What is derivative trading?
Similar to share trading, this is another type of trading product. Derivatives are specialized contracts deriving their values from underlying assets. The two important types of products available in this market include futures and options.
In a futures contract, the trader assumes a buy or sells position in an index or a share. In case the price moves in favor of the trader during the contract period, he earns a profit.

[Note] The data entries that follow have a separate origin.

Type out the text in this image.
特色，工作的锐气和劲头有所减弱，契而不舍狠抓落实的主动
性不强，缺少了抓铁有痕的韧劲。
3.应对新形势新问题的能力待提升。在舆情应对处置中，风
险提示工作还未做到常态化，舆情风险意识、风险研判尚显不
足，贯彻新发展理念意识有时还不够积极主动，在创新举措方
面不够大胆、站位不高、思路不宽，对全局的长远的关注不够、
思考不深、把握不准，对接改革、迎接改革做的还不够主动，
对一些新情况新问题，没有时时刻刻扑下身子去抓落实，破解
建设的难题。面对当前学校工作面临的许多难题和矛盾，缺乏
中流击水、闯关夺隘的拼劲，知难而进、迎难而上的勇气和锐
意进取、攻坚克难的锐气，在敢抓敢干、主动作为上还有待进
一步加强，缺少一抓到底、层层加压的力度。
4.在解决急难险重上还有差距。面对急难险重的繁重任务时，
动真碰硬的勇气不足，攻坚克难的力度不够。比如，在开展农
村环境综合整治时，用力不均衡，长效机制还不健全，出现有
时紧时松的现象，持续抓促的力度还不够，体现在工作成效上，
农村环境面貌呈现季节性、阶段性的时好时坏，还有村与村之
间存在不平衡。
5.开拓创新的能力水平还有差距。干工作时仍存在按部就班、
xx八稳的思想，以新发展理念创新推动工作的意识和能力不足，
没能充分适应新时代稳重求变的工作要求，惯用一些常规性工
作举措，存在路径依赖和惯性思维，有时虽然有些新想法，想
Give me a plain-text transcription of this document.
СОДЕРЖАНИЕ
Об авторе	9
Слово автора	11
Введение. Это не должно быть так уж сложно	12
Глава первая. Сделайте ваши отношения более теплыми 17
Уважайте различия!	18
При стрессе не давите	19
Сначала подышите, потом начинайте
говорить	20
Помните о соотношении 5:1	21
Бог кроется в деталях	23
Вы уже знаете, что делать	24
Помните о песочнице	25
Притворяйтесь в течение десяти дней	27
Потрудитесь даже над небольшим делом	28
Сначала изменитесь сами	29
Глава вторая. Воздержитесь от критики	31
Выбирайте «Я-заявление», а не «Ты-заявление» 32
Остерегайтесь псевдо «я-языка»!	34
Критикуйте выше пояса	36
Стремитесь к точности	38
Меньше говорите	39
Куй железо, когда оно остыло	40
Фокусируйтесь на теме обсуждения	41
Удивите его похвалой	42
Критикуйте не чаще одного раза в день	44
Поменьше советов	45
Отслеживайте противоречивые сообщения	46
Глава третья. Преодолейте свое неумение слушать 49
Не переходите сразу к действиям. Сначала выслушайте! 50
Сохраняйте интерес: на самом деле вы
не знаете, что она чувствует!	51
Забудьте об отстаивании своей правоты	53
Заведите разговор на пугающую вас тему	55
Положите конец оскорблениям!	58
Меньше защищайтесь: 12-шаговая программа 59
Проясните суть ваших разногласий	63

In case of an adverse price movement, the trader will have to bear a loss.
F&O trading fundamentals
- Most traded across Indian stock exchanges
- Traders need to pay a certain margin [calculated as a certain percent of the total order value] to assume a buy or sell position
- Daily profits and losses are calculated until the expiry date of the contract
- The margin is also calculated on a daily basis, which means the trader has to make good any shortfall in his account to ensure his contract is not sold to recover the money
- These contracts are valid for a certain period at the end of which these expire and in most cases, the profits and losses are shared between the traders and their brokers
- Futures trading may be done in an index like Sensex or Nifty; in India, the Nifty futures is one of the most traded contracts
Reasons to trade in F&Os
- Traders are able to leverage for higher stakes with the margin money when compared to the cash segment
- Daily settlements until the expiry date
- No mandatory need to hold a demat account
- F&O contracts are carried to the following day until expiry; however, traders may square off their positions during the interim
Different types of F&Os
- Index F&Os
- F&Os on individual stocks
Common terms
- Square off primarily means selling a position in the future
- Cover order is an order placed to sell square off of an open position
Settlements for futures
Daily Mark to Market [MTM] settlement – Profits and losses are calculated at the end of every trading day. The MTM continues until the position is sold or squared off.
Final settlement – On the expiry date, the exchange marks all open positions to the final settlement price and the profits or losses are settled in cash.